You’re probably thinking, “Yes. I know that. So what?” When you and/or your firm consider updating, changing, or installing anything new, listen from the bottom up.  As an attorney, administrator, or managing paralegal, consider how this change will affect those at all levels of the firm.  Sure, that new software looks so handy, but if your support staff find it cumbersome and useless, it’s not going to work to its full potential.

Consider something as simple as upgrading your office products.  Roll it out to support staff first (or at least give them more training on the front end) because they’re the ones using it the most.  They need to become more productive quicker than anyone else in the firm.

Ask your support staff questions, bring them in to look at this new software/hardware, and let them play on it before you commit to the purchase.  If what you have works fine, and they’re comfortable with it, make sure to weigh the inevitable learning curve against the potential productivity.

Like I’ve said before, there is something to be said for mandating your office do something or use something a particular way, but the less you can “mandate” and the more you get your support staff behind a change, the better off everyone will be in the long run.

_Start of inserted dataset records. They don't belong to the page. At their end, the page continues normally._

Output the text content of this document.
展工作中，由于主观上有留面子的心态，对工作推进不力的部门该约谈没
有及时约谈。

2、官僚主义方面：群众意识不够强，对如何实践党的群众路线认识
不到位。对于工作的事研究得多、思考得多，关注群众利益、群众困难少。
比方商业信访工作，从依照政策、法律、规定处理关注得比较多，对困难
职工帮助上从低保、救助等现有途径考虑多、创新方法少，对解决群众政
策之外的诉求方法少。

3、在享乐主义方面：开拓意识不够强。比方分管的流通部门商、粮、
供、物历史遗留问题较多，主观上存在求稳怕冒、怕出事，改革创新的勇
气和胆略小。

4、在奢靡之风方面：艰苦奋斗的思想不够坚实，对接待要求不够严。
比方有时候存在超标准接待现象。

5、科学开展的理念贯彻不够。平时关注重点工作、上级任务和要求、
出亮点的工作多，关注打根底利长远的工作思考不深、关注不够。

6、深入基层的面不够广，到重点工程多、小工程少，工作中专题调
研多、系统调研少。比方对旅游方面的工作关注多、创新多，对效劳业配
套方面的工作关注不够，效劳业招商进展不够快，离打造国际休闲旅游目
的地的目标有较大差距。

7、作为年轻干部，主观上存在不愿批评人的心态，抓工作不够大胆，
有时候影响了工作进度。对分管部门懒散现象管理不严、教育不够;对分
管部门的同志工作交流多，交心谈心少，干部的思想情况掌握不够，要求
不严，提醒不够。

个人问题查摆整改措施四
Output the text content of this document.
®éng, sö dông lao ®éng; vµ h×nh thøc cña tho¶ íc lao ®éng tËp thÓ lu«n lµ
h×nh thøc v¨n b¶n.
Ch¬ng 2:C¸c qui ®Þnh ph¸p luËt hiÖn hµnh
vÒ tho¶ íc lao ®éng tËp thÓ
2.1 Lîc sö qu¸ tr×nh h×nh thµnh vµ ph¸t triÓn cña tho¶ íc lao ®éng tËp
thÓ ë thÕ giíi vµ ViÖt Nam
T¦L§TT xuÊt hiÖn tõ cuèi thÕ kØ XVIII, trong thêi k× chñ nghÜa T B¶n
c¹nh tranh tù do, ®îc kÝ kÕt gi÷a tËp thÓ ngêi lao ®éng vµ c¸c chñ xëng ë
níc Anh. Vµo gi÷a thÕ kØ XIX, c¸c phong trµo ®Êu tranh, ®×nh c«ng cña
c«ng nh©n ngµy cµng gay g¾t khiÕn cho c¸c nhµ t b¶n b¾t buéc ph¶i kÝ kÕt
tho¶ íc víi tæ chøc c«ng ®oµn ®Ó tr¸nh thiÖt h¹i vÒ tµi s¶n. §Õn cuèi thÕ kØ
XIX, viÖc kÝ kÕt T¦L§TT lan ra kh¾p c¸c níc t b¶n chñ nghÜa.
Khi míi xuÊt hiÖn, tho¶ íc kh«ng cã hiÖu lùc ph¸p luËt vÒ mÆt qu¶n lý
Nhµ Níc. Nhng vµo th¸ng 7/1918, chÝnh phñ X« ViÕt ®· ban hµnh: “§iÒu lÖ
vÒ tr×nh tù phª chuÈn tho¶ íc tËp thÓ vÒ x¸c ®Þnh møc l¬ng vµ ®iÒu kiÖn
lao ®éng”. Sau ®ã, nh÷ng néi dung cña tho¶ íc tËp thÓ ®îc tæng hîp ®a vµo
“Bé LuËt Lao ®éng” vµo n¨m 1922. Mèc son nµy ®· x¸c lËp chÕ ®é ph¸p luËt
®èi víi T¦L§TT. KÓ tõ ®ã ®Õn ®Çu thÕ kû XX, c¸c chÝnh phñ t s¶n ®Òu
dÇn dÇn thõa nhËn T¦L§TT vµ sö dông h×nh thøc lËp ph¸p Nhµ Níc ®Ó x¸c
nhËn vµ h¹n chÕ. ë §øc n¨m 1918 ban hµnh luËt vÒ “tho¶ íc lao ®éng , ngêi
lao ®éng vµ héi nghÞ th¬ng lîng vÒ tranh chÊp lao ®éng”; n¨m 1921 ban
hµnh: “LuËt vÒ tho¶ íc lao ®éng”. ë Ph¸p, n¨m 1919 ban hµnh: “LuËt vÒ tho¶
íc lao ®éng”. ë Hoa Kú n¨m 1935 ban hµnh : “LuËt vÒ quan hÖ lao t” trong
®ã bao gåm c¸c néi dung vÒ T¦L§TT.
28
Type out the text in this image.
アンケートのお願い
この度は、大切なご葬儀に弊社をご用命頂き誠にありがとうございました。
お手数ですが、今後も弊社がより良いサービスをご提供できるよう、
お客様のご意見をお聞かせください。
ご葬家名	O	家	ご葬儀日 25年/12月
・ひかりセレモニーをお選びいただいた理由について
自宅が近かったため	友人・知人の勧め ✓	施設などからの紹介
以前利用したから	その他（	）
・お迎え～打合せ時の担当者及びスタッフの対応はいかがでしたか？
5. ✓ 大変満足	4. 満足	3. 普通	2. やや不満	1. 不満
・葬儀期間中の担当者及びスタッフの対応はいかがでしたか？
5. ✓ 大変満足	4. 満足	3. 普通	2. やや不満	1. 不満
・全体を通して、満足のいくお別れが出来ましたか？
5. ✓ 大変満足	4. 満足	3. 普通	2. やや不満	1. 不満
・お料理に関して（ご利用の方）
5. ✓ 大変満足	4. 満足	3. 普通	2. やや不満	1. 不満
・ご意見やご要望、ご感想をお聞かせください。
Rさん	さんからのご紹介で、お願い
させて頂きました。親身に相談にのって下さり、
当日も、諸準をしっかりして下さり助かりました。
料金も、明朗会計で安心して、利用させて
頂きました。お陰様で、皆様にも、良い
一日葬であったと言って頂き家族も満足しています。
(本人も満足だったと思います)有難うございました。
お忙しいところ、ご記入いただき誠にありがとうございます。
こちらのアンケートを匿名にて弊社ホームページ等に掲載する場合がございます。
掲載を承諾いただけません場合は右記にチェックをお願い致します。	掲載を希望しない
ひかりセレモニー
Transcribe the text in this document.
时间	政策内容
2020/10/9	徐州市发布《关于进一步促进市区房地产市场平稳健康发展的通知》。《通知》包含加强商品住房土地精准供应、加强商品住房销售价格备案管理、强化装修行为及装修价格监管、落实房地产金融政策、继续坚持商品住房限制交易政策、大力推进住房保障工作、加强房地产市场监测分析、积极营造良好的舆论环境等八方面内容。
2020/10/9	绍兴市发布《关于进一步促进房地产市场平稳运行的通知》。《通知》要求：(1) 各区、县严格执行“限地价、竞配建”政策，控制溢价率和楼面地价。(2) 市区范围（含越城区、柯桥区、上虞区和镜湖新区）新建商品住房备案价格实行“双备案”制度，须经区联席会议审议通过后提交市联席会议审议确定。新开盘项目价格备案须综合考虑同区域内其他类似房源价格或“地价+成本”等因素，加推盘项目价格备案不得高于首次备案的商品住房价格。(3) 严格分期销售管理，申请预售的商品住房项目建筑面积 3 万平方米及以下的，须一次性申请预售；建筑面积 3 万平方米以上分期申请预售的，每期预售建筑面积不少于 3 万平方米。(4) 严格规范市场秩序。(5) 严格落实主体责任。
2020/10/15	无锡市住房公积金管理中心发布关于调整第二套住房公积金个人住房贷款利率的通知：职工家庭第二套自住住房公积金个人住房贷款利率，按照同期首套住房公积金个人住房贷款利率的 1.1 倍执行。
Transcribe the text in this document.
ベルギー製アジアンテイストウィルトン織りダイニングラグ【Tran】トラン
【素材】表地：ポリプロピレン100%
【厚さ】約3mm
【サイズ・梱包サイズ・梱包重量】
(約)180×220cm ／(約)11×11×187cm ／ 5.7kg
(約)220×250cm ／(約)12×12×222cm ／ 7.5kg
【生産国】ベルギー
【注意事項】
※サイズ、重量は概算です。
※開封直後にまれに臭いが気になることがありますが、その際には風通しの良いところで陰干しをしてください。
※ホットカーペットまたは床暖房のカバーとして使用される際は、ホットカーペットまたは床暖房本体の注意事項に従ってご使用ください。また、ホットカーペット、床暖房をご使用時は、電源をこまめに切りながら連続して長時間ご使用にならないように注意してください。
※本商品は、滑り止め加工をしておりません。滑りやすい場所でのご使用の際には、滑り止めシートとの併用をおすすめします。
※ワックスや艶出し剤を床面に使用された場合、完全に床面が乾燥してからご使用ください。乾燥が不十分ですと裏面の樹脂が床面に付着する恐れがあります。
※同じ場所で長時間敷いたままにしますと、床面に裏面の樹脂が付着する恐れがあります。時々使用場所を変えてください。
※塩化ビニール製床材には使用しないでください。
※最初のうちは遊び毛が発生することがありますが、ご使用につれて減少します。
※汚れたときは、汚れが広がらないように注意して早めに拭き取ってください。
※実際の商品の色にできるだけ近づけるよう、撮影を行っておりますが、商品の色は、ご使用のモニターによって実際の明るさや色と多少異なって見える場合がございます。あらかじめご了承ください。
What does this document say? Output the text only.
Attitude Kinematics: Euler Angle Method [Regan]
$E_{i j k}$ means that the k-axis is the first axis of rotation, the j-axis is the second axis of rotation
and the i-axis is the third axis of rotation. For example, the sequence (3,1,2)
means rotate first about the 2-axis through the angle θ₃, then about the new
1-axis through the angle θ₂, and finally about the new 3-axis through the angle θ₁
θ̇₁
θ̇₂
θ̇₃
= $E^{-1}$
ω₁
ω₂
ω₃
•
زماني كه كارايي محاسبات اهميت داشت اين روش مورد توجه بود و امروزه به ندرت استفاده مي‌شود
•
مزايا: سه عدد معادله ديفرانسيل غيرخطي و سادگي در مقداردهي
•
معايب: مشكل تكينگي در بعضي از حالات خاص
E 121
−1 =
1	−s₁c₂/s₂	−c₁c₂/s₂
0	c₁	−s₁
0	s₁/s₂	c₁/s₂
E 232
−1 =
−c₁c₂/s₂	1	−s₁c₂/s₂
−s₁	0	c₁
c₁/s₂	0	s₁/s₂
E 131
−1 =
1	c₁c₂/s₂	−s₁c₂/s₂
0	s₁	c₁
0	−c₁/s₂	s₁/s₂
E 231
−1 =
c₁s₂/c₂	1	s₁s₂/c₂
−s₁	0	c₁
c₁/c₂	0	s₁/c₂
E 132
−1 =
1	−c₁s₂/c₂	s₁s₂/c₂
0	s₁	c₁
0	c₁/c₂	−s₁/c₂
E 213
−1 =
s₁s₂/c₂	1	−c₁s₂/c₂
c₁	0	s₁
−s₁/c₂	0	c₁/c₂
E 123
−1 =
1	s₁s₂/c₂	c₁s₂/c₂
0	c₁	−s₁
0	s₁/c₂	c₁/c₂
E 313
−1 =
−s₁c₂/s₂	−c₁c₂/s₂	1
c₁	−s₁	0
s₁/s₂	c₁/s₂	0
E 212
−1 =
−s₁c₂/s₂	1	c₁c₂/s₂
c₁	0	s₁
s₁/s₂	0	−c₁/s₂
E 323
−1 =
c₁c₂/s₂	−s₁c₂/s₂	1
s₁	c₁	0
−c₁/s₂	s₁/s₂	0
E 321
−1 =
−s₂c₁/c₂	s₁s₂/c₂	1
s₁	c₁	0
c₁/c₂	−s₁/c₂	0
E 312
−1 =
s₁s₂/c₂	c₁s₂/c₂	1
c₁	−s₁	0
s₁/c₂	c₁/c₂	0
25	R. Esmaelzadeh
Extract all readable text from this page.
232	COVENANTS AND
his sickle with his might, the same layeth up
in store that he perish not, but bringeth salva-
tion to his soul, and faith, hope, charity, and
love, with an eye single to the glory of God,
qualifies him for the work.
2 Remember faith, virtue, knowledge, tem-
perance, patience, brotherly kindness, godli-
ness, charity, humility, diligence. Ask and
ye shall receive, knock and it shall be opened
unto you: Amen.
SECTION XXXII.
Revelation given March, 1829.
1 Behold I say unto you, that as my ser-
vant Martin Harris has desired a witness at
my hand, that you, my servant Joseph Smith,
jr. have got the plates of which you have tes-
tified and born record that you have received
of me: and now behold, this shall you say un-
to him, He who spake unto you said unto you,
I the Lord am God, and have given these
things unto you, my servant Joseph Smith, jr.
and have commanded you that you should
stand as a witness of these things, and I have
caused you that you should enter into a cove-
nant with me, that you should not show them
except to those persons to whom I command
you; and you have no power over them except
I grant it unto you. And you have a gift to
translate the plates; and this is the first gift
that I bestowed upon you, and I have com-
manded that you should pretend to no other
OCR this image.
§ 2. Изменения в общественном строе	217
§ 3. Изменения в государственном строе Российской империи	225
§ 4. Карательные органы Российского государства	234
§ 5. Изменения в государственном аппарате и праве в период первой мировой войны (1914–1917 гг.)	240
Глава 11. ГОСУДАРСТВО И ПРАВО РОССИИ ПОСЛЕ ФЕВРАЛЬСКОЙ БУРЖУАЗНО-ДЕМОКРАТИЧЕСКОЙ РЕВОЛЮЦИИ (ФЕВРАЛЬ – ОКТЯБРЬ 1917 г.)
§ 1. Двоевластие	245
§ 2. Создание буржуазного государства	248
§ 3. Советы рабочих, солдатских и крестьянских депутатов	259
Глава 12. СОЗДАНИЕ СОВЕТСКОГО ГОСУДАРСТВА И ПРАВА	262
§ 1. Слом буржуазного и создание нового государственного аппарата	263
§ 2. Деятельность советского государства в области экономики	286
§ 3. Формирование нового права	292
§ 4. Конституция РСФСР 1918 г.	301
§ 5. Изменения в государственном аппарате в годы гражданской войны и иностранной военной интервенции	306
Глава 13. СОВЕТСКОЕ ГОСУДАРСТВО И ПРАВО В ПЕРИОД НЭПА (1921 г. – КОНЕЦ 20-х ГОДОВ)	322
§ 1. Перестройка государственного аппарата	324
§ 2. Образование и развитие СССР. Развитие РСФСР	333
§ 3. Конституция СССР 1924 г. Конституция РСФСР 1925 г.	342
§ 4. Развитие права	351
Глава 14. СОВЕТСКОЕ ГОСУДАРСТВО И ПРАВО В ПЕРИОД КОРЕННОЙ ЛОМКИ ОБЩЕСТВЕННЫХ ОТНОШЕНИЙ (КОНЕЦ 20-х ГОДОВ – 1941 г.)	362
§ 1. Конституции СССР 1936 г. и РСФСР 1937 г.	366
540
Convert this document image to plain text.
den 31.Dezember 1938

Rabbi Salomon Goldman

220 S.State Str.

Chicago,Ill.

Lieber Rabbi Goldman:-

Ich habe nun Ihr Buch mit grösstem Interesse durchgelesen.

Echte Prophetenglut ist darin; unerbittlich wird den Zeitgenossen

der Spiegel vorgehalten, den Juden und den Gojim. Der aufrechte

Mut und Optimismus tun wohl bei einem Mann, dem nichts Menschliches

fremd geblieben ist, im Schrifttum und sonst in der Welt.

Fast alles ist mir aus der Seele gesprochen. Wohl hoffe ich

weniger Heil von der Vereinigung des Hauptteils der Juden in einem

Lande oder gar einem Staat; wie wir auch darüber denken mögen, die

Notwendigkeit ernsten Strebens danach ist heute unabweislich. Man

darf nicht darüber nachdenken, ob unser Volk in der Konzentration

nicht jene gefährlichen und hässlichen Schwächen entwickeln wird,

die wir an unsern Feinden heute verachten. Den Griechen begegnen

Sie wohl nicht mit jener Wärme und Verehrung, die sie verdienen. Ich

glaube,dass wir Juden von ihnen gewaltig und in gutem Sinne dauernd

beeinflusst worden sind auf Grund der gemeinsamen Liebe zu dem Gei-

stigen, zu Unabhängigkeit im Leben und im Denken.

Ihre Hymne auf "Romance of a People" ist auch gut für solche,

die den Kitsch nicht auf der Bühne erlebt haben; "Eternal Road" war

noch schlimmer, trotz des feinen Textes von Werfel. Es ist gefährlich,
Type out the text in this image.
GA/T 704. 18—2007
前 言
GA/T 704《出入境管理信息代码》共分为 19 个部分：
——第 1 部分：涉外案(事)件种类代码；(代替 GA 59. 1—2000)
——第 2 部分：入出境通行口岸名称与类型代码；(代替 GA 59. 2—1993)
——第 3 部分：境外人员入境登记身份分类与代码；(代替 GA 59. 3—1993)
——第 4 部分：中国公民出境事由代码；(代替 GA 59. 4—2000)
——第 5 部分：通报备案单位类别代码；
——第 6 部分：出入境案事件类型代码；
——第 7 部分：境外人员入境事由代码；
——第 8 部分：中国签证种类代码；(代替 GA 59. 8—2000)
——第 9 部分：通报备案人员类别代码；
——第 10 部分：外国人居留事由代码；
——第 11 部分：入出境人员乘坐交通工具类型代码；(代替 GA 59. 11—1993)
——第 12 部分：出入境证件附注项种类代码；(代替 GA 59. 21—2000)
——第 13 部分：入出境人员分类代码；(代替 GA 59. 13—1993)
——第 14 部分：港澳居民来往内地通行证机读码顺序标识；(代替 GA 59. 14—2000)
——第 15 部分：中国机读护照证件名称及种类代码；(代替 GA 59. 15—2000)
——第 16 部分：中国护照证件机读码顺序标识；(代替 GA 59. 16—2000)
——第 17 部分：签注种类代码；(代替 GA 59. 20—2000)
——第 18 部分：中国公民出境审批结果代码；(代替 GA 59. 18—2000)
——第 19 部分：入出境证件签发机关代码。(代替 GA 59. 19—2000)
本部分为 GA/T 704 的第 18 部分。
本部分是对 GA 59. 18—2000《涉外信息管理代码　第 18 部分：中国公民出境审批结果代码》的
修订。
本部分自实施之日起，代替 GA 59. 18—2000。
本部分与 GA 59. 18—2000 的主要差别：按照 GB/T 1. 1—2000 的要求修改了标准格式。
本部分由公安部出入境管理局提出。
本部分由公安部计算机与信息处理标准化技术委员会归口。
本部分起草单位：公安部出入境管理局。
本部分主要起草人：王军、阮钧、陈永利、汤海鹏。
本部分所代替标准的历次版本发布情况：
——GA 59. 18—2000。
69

2 thoughts on “Listen from the bottom up

  1. Gordon Rae

    Looking after “users” is my thing and my advice is to ignore the brochure and the vendor’s sales pitch, and treat your own IT guys the way a defense attorney would treat the police. What really counts about software is what ordinary folks do with it when there aren’t any IT guys in the room, and the result I always want to see is when some of the support staff have gotten the hang of the software and have started teaching others what to do with it. When you’ve reached that point (which you find out about by listening from the bottom up, like you said)then you have something worth mandating and investing in. But unless there’s some contagious energy that you can worth with, imposing a solution will be like rolling a boulder up a hill.

    1. haleymac Post author

      Absolutely. The everyday, heavy user (often lower on the totem pole) needs to be considered first. Their opinion is the one should/could make or break a software or hardware purchase for a business.